Con ancestros en una familia polaca originaria de Lodz, supervivientes del Holocausto, el director recapacita cuando se dispone a contestar a la pregunta: ¿conocen los israelíes su historia? "Mucha gente la ignora. O dicen que lo que le han explicado es la historia, que las fronteras cambiaron... Otros muchos sí que la conocen, pero eso no cambia su mentalidad". Probablemente en este segmento de la audiencia se encuadran los espectadores que abandonaron la sala al poco tiempo de comenzar la proyección, poco después de su estreno en Jerusalén. "Creo que Israel debe aprender del Holocausto, pero no obsesionarse. Debe aprender del pasado. Los judíos no hemos sido cazados desde entonces nunca más. Los nazis son historia. No hay amenazas como aquélla. Es cierto que ahora hay amenazas diferentes, pero Israel es ahora un país fuerte, con gran apoyo internacional. Es verdad que el presidente iraní, Mahmud Ahmadineyad, está loco. Pero son una minoría a la que no debemos dejarle el escenario. Estoy seguro de que la gente desea una vida normal, también en Gaza".
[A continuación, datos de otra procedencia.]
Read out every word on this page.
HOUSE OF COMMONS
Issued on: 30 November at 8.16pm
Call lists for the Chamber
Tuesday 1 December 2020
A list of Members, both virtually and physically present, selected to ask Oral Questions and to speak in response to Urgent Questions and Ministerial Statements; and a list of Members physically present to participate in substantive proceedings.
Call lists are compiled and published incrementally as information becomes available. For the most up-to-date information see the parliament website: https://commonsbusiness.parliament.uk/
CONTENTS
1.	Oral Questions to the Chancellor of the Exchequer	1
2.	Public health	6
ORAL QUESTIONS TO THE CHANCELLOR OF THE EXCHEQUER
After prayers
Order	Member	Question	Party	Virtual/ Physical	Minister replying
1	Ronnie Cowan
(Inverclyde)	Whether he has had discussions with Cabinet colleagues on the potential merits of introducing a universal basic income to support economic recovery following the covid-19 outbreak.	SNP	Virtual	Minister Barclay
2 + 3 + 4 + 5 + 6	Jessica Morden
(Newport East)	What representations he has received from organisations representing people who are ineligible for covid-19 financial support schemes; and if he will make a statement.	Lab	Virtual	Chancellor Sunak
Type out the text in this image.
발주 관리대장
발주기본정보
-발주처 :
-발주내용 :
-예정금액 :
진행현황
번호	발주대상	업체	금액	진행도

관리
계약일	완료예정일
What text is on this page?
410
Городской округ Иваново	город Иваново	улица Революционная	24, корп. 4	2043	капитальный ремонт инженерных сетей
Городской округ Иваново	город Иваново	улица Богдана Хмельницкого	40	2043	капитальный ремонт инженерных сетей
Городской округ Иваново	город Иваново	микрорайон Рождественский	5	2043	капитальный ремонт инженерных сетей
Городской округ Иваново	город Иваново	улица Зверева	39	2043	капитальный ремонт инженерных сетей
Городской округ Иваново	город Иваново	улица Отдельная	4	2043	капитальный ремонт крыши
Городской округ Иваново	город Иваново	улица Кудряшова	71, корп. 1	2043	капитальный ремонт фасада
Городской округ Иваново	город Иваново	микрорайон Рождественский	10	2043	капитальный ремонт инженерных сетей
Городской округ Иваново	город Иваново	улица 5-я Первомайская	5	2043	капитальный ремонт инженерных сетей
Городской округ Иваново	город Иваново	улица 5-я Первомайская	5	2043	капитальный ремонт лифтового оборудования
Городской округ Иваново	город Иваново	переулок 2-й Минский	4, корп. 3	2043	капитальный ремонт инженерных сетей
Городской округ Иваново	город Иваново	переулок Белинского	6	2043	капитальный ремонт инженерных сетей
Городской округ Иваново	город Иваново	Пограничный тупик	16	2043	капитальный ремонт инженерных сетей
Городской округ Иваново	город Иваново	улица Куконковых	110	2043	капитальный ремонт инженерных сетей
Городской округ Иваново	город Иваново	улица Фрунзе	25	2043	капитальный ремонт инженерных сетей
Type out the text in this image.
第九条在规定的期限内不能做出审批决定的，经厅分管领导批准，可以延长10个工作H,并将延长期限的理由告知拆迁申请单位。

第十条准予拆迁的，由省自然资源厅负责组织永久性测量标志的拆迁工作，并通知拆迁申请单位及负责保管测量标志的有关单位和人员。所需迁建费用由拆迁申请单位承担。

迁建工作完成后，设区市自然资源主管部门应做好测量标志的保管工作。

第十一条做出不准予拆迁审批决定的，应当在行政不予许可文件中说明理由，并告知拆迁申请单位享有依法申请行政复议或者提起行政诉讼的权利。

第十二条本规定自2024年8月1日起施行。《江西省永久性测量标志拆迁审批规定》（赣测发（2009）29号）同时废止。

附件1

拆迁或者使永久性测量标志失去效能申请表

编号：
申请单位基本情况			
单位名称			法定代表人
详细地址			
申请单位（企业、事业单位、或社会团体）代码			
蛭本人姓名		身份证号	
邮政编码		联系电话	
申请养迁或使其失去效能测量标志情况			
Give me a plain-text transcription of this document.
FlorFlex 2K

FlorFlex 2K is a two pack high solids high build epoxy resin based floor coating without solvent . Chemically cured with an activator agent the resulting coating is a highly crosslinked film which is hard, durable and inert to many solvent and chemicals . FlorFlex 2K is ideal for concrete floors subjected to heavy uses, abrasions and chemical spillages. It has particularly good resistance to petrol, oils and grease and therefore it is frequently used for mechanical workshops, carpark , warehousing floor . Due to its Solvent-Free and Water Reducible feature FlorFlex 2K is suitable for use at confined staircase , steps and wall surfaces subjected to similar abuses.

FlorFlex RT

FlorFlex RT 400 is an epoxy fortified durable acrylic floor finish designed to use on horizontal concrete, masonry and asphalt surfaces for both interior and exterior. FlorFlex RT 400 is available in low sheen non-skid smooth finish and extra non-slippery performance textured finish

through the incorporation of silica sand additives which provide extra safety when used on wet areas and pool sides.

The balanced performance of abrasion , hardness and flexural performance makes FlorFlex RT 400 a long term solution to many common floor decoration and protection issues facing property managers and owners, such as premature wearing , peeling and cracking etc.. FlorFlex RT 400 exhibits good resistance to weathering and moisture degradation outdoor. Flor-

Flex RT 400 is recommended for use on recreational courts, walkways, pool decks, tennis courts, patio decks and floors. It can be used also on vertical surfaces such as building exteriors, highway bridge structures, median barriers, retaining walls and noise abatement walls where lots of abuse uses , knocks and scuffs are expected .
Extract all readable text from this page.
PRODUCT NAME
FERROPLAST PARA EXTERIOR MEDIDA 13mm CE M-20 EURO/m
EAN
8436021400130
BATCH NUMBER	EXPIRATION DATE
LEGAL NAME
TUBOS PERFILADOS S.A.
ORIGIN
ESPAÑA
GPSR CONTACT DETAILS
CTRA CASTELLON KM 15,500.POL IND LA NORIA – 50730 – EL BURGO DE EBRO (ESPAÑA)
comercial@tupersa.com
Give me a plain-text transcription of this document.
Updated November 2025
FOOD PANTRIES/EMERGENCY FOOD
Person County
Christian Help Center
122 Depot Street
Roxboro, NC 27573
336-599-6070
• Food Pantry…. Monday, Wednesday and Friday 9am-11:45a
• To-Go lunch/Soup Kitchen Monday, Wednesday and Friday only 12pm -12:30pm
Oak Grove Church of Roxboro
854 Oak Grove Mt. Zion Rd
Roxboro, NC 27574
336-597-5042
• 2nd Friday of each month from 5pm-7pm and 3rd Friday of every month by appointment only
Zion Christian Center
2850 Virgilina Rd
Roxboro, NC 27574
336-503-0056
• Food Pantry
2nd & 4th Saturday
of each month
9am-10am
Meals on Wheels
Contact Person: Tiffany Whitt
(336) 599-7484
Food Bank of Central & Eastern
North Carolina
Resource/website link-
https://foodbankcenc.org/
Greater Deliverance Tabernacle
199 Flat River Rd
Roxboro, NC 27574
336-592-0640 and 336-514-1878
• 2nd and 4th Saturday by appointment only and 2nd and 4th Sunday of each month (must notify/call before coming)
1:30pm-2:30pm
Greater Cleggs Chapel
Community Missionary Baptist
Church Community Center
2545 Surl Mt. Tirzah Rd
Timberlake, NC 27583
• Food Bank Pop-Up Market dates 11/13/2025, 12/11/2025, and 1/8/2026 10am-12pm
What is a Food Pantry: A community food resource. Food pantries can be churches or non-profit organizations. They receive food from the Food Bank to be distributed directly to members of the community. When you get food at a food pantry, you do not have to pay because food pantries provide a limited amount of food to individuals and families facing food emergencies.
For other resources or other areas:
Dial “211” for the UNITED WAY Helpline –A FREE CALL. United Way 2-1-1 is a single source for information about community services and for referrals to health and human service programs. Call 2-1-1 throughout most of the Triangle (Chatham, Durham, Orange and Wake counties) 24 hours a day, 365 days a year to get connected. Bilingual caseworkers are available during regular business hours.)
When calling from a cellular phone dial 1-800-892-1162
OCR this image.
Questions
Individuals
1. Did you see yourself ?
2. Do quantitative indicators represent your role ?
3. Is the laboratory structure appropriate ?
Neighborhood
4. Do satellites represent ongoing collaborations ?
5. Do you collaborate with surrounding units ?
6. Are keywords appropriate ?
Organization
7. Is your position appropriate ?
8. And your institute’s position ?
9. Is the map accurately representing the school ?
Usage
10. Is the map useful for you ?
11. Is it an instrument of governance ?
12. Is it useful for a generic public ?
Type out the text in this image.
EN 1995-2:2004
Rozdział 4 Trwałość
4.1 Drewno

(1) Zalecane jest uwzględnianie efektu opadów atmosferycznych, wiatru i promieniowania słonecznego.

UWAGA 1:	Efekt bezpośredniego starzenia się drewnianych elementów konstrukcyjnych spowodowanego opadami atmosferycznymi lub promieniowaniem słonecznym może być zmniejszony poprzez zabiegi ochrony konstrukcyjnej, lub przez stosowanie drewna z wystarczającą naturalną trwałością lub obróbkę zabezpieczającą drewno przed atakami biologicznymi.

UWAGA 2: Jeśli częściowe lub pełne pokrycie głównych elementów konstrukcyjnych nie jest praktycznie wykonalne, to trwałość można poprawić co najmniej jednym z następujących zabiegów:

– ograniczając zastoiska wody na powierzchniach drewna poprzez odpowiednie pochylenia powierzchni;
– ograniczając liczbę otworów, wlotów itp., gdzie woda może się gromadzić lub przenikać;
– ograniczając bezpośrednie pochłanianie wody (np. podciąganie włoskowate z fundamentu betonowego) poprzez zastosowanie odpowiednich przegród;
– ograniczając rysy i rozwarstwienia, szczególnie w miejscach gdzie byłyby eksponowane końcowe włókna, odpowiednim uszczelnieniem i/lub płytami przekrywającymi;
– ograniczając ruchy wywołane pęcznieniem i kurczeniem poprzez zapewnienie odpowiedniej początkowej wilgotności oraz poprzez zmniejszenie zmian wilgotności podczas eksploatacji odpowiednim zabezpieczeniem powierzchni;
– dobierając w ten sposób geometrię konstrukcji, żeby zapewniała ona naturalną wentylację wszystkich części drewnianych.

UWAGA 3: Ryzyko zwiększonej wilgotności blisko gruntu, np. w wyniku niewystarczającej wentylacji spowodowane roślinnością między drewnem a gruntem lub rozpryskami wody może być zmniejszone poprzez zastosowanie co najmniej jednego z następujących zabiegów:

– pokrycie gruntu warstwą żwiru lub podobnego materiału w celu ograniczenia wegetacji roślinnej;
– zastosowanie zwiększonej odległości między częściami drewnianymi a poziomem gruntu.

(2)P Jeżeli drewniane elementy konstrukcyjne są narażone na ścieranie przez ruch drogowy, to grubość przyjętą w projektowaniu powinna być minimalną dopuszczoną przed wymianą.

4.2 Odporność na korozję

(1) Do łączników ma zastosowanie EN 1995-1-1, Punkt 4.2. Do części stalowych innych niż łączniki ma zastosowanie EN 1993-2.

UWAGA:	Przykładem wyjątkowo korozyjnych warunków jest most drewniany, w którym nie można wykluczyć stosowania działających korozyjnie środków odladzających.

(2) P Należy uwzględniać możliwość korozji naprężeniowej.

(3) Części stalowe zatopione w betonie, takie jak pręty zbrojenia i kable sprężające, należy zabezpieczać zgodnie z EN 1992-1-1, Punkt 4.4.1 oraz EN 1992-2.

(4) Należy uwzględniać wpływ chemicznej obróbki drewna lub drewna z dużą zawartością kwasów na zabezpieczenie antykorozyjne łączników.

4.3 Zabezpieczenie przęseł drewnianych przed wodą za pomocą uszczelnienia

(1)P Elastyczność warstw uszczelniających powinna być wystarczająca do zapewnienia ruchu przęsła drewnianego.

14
En opinión de Folman, los gobernantes hebreos tampoco atinan en la diana. "El problema de Israel es que invierte el dinero en tanques y en colonias (en territorio ocupado). Yo creo que se puede alcanzar un acuerdo con los palestinos, es sólo cuestión de liderazgo. Sin embargo, ahora no veo a ningún dirigente israelí capaz de hacerlo. A la gente que mamó su ideología en casa es a la que más le cuesta cambiar. Y eso es lo que le ocurre a Tzipi Livni. La gente educada en la ideología es un desastre". No alberga Folman demasiadas razones para la esperanza. La ministra de Exteriores es hija de un alto oficial del Irgún, el movimiento clandestino hasta la fundación del Estado y a cuyo líder, Beguin, tildaron de "fascista" sus rivales laboristas muchos años después. Benjamín Netanyahu también es hijo de un historiador fiel a las tesis más derechistas, y el candidato del Laborismo, Ehud Barak, es el militar más laureado de la historia de Israel. "Es terrible que los ex militares rijan el país. No saben lo que es la democracia. Sólo saben dar órdenes".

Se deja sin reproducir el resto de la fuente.